To help pay for the SCHIP increase, Democrats dipped into federal payments to Medicare HMOs, which they argue drive up premiums for the elderly in traditional Medicare by inflating the cost of care. Officials estimate the government pays an average of 12 percent more to these private plans than it does for traditional coverage.
Republicans said Democrats would live to regret the Medicare cut, which GOP strategists say will prompt angry seniors to exact a steep political price on the majority party.

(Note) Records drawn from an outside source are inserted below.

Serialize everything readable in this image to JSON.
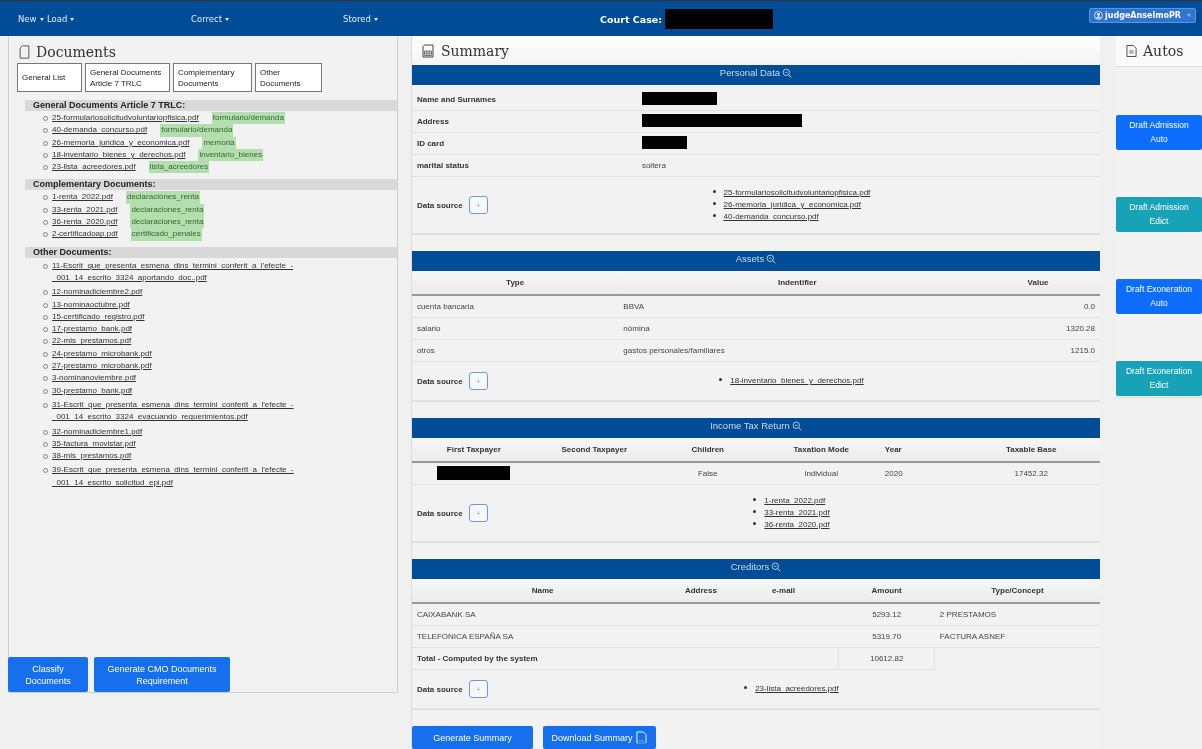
{
  "navbar": {
    "menus": [
      {
        "label": "New"
      },
      {
        "label": "Load"
      },
      {
        "label": "Correct"
      },
      {
        "label": "Stored"
      }
    ],
    "court_case": {
      "label": "Court Case:",
      "redacted": true
    },
    "user": {
      "label": "judgeAnselmoPR"
    }
  },
  "documents": {
    "title": "Documents",
    "tabs": [
      {
        "label": "General List"
      },
      {
        "label": "General Documents Article 7 TRLC"
      },
      {
        "label": "Complementary Documents"
      },
      {
        "label": "Other Documents"
      }
    ],
    "groups": [
      {
        "title": "General Documents Article 7 TRLC:",
        "items": [
          {
            "file": "25-formulariosolicitudvoluntariopfisica.pdf",
            "tag": "formulario/demanda"
          },
          {
            "file": "40-demanda_concurso.pdf",
            "tag": "formulario/demanda"
          },
          {
            "file": "26-memoria_juridica_y_economica.pdf",
            "tag": "memoria"
          },
          {
            "file": "18-inventario_bienes_y_derechos.pdf",
            "tag": "inventario_bienes"
          },
          {
            "file": "23-lista_acreedores.pdf",
            "tag": "lista_acreedores"
          }
        ]
      },
      {
        "title": "Complementary Documents:",
        "items": [
          {
            "file": "1-renta_2022.pdf",
            "tag": "declaraciones_renta"
          },
          {
            "file": "33-renta_2021.pdf",
            "tag": "declaraciones_renta"
          },
          {
            "file": "36-renta_2020.pdf",
            "tag": "declaraciones_renta"
          },
          {
            "file": "2-certificadoap.pdf",
            "tag": "certificado_penales"
          }
        ]
      },
      {
        "title": "Other Documents:",
        "items": [
          {
            "file": "11-Escrit_que_presenta_esmena_dins_termini_conferit_a_l'efecte_-_001_14_escrito_3324_aportando_doc..pdf"
          },
          {
            "file": "12-nominadiciembre2.pdf"
          },
          {
            "file": "13-nominaoctubre.pdf"
          },
          {
            "file": "15-certificado_registro.pdf"
          },
          {
            "file": "17-prestamo_bank.pdf"
          },
          {
            "file": "22-mis_prestamos.pdf"
          },
          {
            "file": "24-prestamo_microbank.pdf"
          },
          {
            "file": "27-prestamo_microbank.pdf"
          },
          {
            "file": "3-nominanoviembre.pdf"
          },
          {
            "file": "30-prestamo_bank.pdf"
          },
          {
            "file": "31-Escrit_que_presenta_esmena_dins_termini_conferit_a_l'efecte_-_001_14_escrito_3324_evacuando_requerimientos.pdf"
          },
          {
            "file": "32-nominadiciembre1.pdf"
          },
          {
            "file": "35-factura_movistar.pdf"
          },
          {
            "file": "38-mis_prestamos.pdf"
          },
          {
            "file": "39-Escrit_que_presenta_esmena_dins_termini_conferit_a_l'efecte_-_001_14_escrito_solicitud_epi.pdf"
          }
        ]
      }
    ],
    "buttons": [
      {
        "label": "Classify Documents"
      },
      {
        "label": "Generate CMO Documents Requirement"
      }
    ]
  },
  "summary": {
    "title": "Summary",
    "sections": [
      {
        "kind": "fields",
        "title": "Personal Data",
        "fields": [
          {
            "label": "Name and Surnames",
            "redacted": true
          },
          {
            "label": "Address",
            "redacted": true
          },
          {
            "label": "ID card",
            "redacted": true
          },
          {
            "label": "marital status",
            "value": "soltera"
          }
        ],
        "source_label": "Data source",
        "add": "+",
        "sources": [
          "25-formulariosolicitudvoluntariopfisica.pdf",
          "26-memoria_juridica_y_economica.pdf",
          "40-demanda_concurso.pdf"
        ]
      },
      {
        "kind": "table",
        "title": "Assets",
        "columns": [
          "Type",
          "Indentifier",
          "Value"
        ],
        "rows": [
          [
            "cuenta bancaria",
            "BBVA",
            "0.0"
          ],
          [
            "salario",
            "nómina",
            "1320.28"
          ],
          [
            "otros",
            "gastos personales/familiares",
            "1215.0"
          ]
        ],
        "source_label": "Data source",
        "add": "+",
        "sources": [
          "18-inventario_bienes_y_derechos.pdf"
        ]
      },
      {
        "kind": "table",
        "title": "Income Tax Return",
        "columns": [
          "First Taxpayer",
          "Second Taxpayer",
          "Children",
          "Taxation Mode",
          "Year",
          "Taxable Base"
        ],
        "rows": [
          [
            {
              "redacted": true
            },
            null,
            "False",
            "individual",
            "2020",
            "17452.32"
          ]
        ],
        "source_label": "Data source",
        "add": "+",
        "sources": [
          "1-renta_2022.pdf",
          "33-renta_2021.pdf",
          "36-renta_2020.pdf"
        ]
      },
      {
        "kind": "table",
        "title": "Creditors",
        "columns": [
          "Name",
          "Address",
          "e-mail",
          "Amount",
          "Type/Concept"
        ],
        "rows": [
          [
            "CAIXABANK SA",
            null,
            null,
            "5293.12",
            "2 PRESTAMOS"
          ],
          [
            "TELEFONICA ESPAÑA SA",
            null,
            null,
            "5319.70",
            "FACTURA ASNEF"
          ]
        ],
        "total": {
          "label": "Total - Computed by the system",
          "amount": "10612.82"
        },
        "source_label": "Data source",
        "add": "+",
        "sources": [
          "23-lista_acreedores.pdf"
        ]
      }
    ],
    "buttons": [
      {
        "label": "Generate Summary",
        "kind": "plain"
      },
      {
        "label": "Download Summary",
        "kind": "download"
      }
    ]
  },
  "autos": {
    "title": "Autos",
    "buttons": [
      {
        "label": "Draft Admission Auto",
        "kind": "primary"
      },
      {
        "label": "Draft Admission Edict",
        "kind": "info"
      },
      {
        "label": "Draft Exoneration Auto",
        "kind": "primary"
      },
      {
        "label": "Draft Exoneration Edict",
        "kind": "info"
      }
    ]
  }
}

"Don't use children as your shield," said Rep. Mike Rogers, R-Mich. "This is the single largest cut to Medicare in the program's history."
Just five Republicans crossed party lines to support the measure, while 10 Democrats — including conservatives whose districts have high concentrations of seniors participating in Medicare HMOs — broke with their leaders to oppose it.
As the acrimonious debate unfolded in the House, the more modest Senate expansion of the program survived challenges from the right and left. Republican efforts to scale back the plan and a Democratic bid to increase it both failed.
The Senate rejected 61-35, a $35 billion alternative offered by GOP leaders that would have limited eligibility for the program to those it was originally designed to cover — people at 200 percent of poverty, or $41,300 for a family of four.
Also rejected were GOP attempts to freeze SCHIP at its current $25 billion level and to cut federal payments for middle-income children and childless adults and limit future coverage for those populations.
Senators also turned back, 60-36, an attempt by Democratic Sen. John Kerry, D-Mass., to increase SCHIP to the House's $75 billion level. Kerry had proposed paying for the boost by rolling back Bush's tax cuts for people making $1 million a year.
Many Republicans have lined up with Democrats in defiance of Bush to back the more limited SCHIP expansion in the Senate, but it's unclear whether enough will break with their president to hand the majority a veto-proof margin.
Since the program's inception, the Democratic and Republican administrations, including Bush's, have issued waivers to states that allowed them to extend coverage to children with higher incomes and to adults. Nineteen states have done so, allowing families earning as much as $82,600 to be covered.
The bipartisan bill would gradually move adults who don't have children out of SCHIP, giving states the option of covering them through Medicaid. The government also would lower payments for parents' coverage and be barred from issuing new waivers allowing states to cover parents. But states would still have the option of providing coverage to pregnant women through SCHIP.
It would be financed through a 61-cent-a-pack tax increase on cigarettes. The House-passed bill includes a 45-cent increase.